As soon as Clara grabbed the young Doctor’s ankle in the barn, I began believing that Moffat made the episode to not actually have a monster. This was reinforced when Clara went back to the TARDIS and told the Doctor there was never anything there in the dark, and to forget about this quest. However, this brings up more questions about the dream that supposedly everyone has.

Peter Capaldi's Twelfth Doctor. Source.
If Clara was the cause of the Doctor’s nightmare of something being under his bed, why did everyone else in the episode and throughout history have the same nightmare? Obviously Clara wasn’t under everyone’s beds. Some hypothesize that the Doctor somehow spread this fear throughout his travels, as he did to Clara.

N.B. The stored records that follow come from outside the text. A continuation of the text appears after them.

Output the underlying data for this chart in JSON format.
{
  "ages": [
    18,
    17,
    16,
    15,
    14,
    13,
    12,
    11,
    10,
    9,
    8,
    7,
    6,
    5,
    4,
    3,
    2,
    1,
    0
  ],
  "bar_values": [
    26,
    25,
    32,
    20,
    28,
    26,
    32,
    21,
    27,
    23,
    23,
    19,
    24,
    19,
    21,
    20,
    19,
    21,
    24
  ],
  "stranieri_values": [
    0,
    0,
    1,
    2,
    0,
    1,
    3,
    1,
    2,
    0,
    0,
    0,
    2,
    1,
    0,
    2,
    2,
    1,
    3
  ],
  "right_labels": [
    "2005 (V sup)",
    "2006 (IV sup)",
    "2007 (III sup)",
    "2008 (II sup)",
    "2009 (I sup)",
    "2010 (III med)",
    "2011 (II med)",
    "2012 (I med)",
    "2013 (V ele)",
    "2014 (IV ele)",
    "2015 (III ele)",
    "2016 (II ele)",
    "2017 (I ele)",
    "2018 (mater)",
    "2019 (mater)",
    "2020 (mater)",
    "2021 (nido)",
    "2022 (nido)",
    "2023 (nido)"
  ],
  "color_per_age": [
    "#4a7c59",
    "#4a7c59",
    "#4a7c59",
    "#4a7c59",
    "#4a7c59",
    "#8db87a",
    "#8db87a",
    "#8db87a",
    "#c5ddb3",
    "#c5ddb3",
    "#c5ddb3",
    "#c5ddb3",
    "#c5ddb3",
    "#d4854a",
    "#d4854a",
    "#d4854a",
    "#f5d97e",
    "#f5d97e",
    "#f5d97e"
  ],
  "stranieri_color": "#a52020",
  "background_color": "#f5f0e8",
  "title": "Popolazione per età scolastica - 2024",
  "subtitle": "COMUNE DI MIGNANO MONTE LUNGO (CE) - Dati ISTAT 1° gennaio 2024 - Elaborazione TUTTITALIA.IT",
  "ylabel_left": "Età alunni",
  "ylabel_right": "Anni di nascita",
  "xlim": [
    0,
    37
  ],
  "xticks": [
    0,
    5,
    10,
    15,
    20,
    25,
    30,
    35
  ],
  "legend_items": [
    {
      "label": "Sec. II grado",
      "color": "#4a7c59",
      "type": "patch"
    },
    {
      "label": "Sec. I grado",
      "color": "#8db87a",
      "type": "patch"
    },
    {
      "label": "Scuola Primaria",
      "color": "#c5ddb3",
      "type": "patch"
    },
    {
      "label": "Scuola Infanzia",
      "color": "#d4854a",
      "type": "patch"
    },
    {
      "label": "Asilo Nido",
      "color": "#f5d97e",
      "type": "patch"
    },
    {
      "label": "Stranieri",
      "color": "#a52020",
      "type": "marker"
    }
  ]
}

Other people think that there actually was a monster, and that Clara grabbing the Doctor’s foot just served to make him aware of what was unseeable and unknowable. 

Excluding the blanket scene, I think the point was that you can fear something so much, that even if it’s not there you continually search for it. The Doctor foreshadowed this when he was in Rupert’s bedroom. As the Doctor was flipping through the pages of a book, he kept saying he couldn’t find Wally (or Waldo in America). Rupert told him that it wasn’t a Where’s Wally book and that Wally wasn’t in it. The Doctor tossed the book behind him and said, “Well that’s years of my life I’ll never get back”.


I think this was a precursor of the ending. Through this scene I think Moffat tried to show that you can believe something is there and try to find it, but that doesn’t mean it’s real. I think the Doctor feared these invisible monsters living in the dark so much that he looked for them obsessively, making everyone one else believe too, but in the end there wasn’t anything to find.